«Delle virtù dei santi io devo prendere la sostanza e non gli accidenti». Questa nota del 1903 che il chierico Angelo Giuseppe Roncalli scrive sul suo diario, mostra come egli si renda già conto che è assurdo pensare a una specie di clonazione della santità. Prende coscienza sia della diversità personale sia della distanza storica che lo separano dai santi venerati, e a maggior ragione dai santi antichi.
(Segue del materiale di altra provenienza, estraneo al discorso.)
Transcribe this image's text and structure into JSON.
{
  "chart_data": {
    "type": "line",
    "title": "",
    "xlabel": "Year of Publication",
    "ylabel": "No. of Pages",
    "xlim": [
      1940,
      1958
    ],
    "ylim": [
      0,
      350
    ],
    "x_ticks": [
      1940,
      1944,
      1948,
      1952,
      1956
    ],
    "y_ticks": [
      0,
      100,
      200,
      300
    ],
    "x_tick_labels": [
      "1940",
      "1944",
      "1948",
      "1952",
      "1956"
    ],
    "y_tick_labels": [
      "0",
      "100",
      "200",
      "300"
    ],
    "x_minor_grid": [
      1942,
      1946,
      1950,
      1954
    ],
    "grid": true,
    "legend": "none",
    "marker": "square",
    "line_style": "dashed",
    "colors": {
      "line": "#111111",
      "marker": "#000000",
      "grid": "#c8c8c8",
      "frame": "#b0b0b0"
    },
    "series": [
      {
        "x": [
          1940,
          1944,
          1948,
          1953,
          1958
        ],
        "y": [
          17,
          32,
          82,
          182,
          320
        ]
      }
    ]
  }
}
Questo è lo spunto da cui partono le riflessioni dei due articoli della sezione «Studi» che aprono il presente fascicolo. Essi muovono dalla comune convinzione che la spiritualità del futuro papa Giovanni XXIII può essere colta nelle sue molteplici sfaccettature anche grazie alla paziente ricostruzione dei santi ai quali egli si è riferito e ai quali si è ispirato nel corso della sua vita. Nel primo saggio Luigi Franco Pizzolato indaga sull’assiduo e fecondo legame tra Roncalli e i Padri della Chiesa. Nel secondo contributo Ezio Bolis mostra l’influsso che la spiritualità benedettina ha esercitato sul santo bergamasco.
Dai testi roncalliani, accuratamente scandagliati e interpretati nel loro contesto, emerge l’idea che i vari cambiamenti di un ministero lungo e assai diversificato come il suo, abbiano rappresentato per lui uno stimolo a conoscere o approfondire figure spirituali sempre nuove. Come a dire che la differenza di condizioni impone un adattamento. Del resto, la sua relazione con i santi non si riduce a un contatto episodico e superficiale; egli non si accontenta di visitarne i santuari o di venerarne le reliquie; dei santi conosce la vita, cita gli scritti, propone gli insegnamenti, dal momento che, come dirà più volte, «noi non siamo rimasti sulla terra a custodire delle tombe di apostoli, di santi, di eroi, ma a continuarne la splendida tradizione».
La riscoperta della tradizione cristiana è pure oggetto della sezione «Documenti» che propone il Diario di viaggio in Terra santa di Gustavo Testa, amico, figlio spirituale di papa Giovanni XXIII che lo nominerà cardinale nel 1959. L’interesse di questo documento inedito del 1913, minuziosamente annotato e ampiamente introdotto da Alessandro Angelo Persico, è molteplice. Oltre a mostrare i rapporti di confidenza con Roncalli, offre elementi per ricostruire il fenomeno dei pellegrinaggi in Terra Santa in età contemporanea. Testa dipinge il clima cosmopolita che caratterizza sempre più Gerusalemme dove, grazie al movimento sionista, cresce sensibilmente l’immigrazione degli ebrei, mentre le potenze europee fanno sentire il loro peso politico e culturale. È la stessa Città Santa che pochi anni prima, nel 1906, aveva visto pellegrino anche don Roncalli, segretario di monsignor Radini Tedeschi, vescovo di Bergamo.
Particolarmente interessanti sono le annotazioni di don Testa – fresco di studi biblici compiuti a Roma e coronati brillantemente con una tesi su Giuseppe Flavio – che aprono squarci sulla situazione della cultura cattolica di inizio Novecento, attraversata da vivaci dibattiti e travagliata dalla crisi modernista. In quegli anni lo studio della Bibbia è uno dei settori più in fermento: oltre al desiderio di valorizzare quei «fatti storici» sui quali è fondata la fede cristiana, si vuole «mettere […] un poco più di religione nella storia, e un poco più di storia nella religione, per la migliore intelligenza dell’una e dell’altra», come scrive Del Pezzo su «La Rassegna Nazionale» nel 1892.